Source: MIL-OSI Submissions
The New Zealand property market had been strengthening over the first quarter of 2020, but of course the alert level 4 lockdown introduced in late March then saw the market dry up. From Tuesday, however, activity should rebound.
Over the first couple of months of 2020, the property market had been strengthening, with sales volumes rising and value growth accelerating, notably with Auckland and Christchurch turning a corner. However, from the level 4 lockdown on 25th March the world has obviously changed and the property market has largely shut down.
Real estate activity will start to recover again as we (hopefully) move back down through the alert levels over the coming months, but the recession and rising unemployment rate both point to a much more subdued property market than otherwise would have been the case. Our working assumption is that sales volumes are 15-20% lower in 2020 (about 70,000) than they were in 2019 (about 85,000).

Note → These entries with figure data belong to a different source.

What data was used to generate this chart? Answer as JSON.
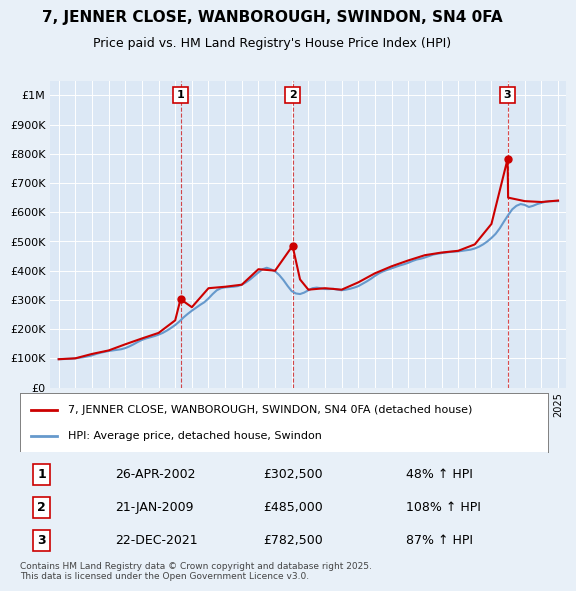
{
  "title": "7, JENNER CLOSE, WANBOROUGH, SWINDON, SN4 0FA",
  "subtitle": "Price paid vs. HM Land Registry's House Price Index (HPI)",
  "ylabel": "",
  "background_color": "#e8f0f8",
  "plot_bg_color": "#dce8f5",
  "sale_color": "#cc0000",
  "hpi_color": "#6699cc",
  "sale_label": "7, JENNER CLOSE, WANBOROUGH, SWINDON, SN4 0FA (detached house)",
  "hpi_label": "HPI: Average price, detached house, Swindon",
  "transactions": [
    {
      "num": 1,
      "date": "26-APR-2002",
      "price": 302500,
      "pct": "48%",
      "dir": "↑",
      "year": 2002.32
    },
    {
      "num": 2,
      "date": "21-JAN-2009",
      "price": 485000,
      "pct": "108%",
      "dir": "↑",
      "year": 2009.05
    },
    {
      "num": 3,
      "date": "22-DEC-2021",
      "price": 782500,
      "pct": "87%",
      "dir": "↑",
      "year": 2021.97
    }
  ],
  "footer": "Contains HM Land Registry data © Crown copyright and database right 2025.\nThis data is licensed under the Open Government Licence v3.0.",
  "ylim": [
    0,
    1050000
  ],
  "yticks": [
    0,
    100000,
    200000,
    300000,
    400000,
    500000,
    600000,
    700000,
    800000,
    900000,
    1000000
  ],
  "ytick_labels": [
    "£0",
    "£100K",
    "£200K",
    "£300K",
    "£400K",
    "£500K",
    "£600K",
    "£700K",
    "£800K",
    "£900K",
    "£1M"
  ],
  "hpi_data": {
    "years": [
      1995.0,
      1995.25,
      1995.5,
      1995.75,
      1996.0,
      1996.25,
      1996.5,
      1996.75,
      1997.0,
      1997.25,
      1997.5,
      1997.75,
      1998.0,
      1998.25,
      1998.5,
      1998.75,
      1999.0,
      1999.25,
      1999.5,
      1999.75,
      2000.0,
      2000.25,
      2000.5,
      2000.75,
      2001.0,
      2001.25,
      2001.5,
      2001.75,
      2002.0,
      2002.25,
      2002.5,
      2002.75,
      2003.0,
      2003.25,
      2003.5,
      2003.75,
      2004.0,
      2004.25,
      2004.5,
      2004.75,
      2005.0,
      2005.25,
      2005.5,
      2005.75,
      2006.0,
      2006.25,
      2006.5,
      2006.75,
      2007.0,
      2007.25,
      2007.5,
      2007.75,
      2008.0,
      2008.25,
      2008.5,
      2008.75,
      2009.0,
      2009.25,
      2009.5,
      2009.75,
      2010.0,
      2010.25,
      2010.5,
      2010.75,
      2011.0,
      2011.25,
      2011.5,
      2011.75,
      2012.0,
      2012.25,
      2012.5,
      2012.75,
      2013.0,
      2013.25,
      2013.5,
      2013.75,
      2014.0,
      2014.25,
      2014.5,
      2014.75,
      2015.0,
      2015.25,
      2015.5,
      2015.75,
      2016.0,
      2016.25,
      2016.5,
      2016.75,
      2017.0,
      2017.25,
      2017.5,
      2017.75,
      2018.0,
      2018.25,
      2018.5,
      2018.75,
      2019.0,
      2019.25,
      2019.5,
      2019.75,
      2020.0,
      2020.25,
      2020.5,
      2020.75,
      2021.0,
      2021.25,
      2021.5,
      2021.75,
      2022.0,
      2022.25,
      2022.5,
      2022.75,
      2023.0,
      2023.25,
      2023.5,
      2023.75,
      2024.0,
      2024.25,
      2024.5,
      2024.75,
      2025.0
    ],
    "values": [
      97000,
      97500,
      98000,
      98500,
      100000,
      102000,
      104000,
      107000,
      110000,
      115000,
      119000,
      122000,
      125000,
      127000,
      129000,
      131000,
      135000,
      141000,
      148000,
      156000,
      163000,
      168000,
      172000,
      176000,
      181000,
      187000,
      195000,
      204000,
      214000,
      226000,
      240000,
      252000,
      263000,
      273000,
      283000,
      292000,
      305000,
      320000,
      333000,
      340000,
      343000,
      344000,
      345000,
      347000,
      352000,
      360000,
      370000,
      382000,
      394000,
      405000,
      410000,
      405000,
      398000,
      385000,
      368000,
      348000,
      330000,
      322000,
      320000,
      325000,
      333000,
      340000,
      342000,
      340000,
      337000,
      337000,
      338000,
      335000,
      333000,
      335000,
      338000,
      342000,
      347000,
      355000,
      363000,
      372000,
      382000,
      391000,
      398000,
      403000,
      408000,
      413000,
      418000,
      422000,
      427000,
      433000,
      438000,
      441000,
      445000,
      450000,
      455000,
      458000,
      460000,
      462000,
      464000,
      465000,
      466000,
      468000,
      470000,
      472000,
      476000,
      482000,
      490000,
      500000,
      512000,
      526000,
      545000,
      568000,
      590000,
      610000,
      622000,
      628000,
      625000,
      618000,
      622000,
      628000,
      632000,
      636000,
      638000,
      638000,
      638000
    ]
  },
  "sale_data": {
    "years": [
      1995.0,
      1996.0,
      1997.0,
      1998.0,
      1999.0,
      2000.0,
      2001.0,
      2002.0,
      2002.32,
      2003.0,
      2004.0,
      2005.0,
      2006.0,
      2007.0,
      2008.0,
      2009.05,
      2009.5,
      2010.0,
      2011.0,
      2012.0,
      2013.0,
      2014.0,
      2015.0,
      2016.0,
      2017.0,
      2018.0,
      2019.0,
      2020.0,
      2021.0,
      2021.97,
      2022.0,
      2023.0,
      2024.0,
      2025.0
    ],
    "values": [
      97000,
      100000,
      115000,
      127000,
      148000,
      168000,
      187000,
      230000,
      302500,
      275000,
      340000,
      345000,
      352000,
      405000,
      400000,
      485000,
      370000,
      335000,
      340000,
      335000,
      360000,
      391000,
      415000,
      435000,
      453000,
      462000,
      468000,
      490000,
      560000,
      782500,
      650000,
      638000,
      635000,
      640000
    ]
  }
}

In terms of the economic backdrop, the outlook is tough. GDP is expected to fall by about 6-7% this year and the unemployment rate to more than double from 4% to even as much as 10%. However, the size of the government support package (more than $20bn across wage subsidies, wider fiscal package such as extra health spending and business tax changes, and business finance guarantees), the measures taken by the Reserve Bank (official cash rate of 0.25% for the next year at least, delaying of extra capital requirements for banks, and quantitative easing), and support from the retail banks (such as mortgage payment deferrals) are all reassuring factors.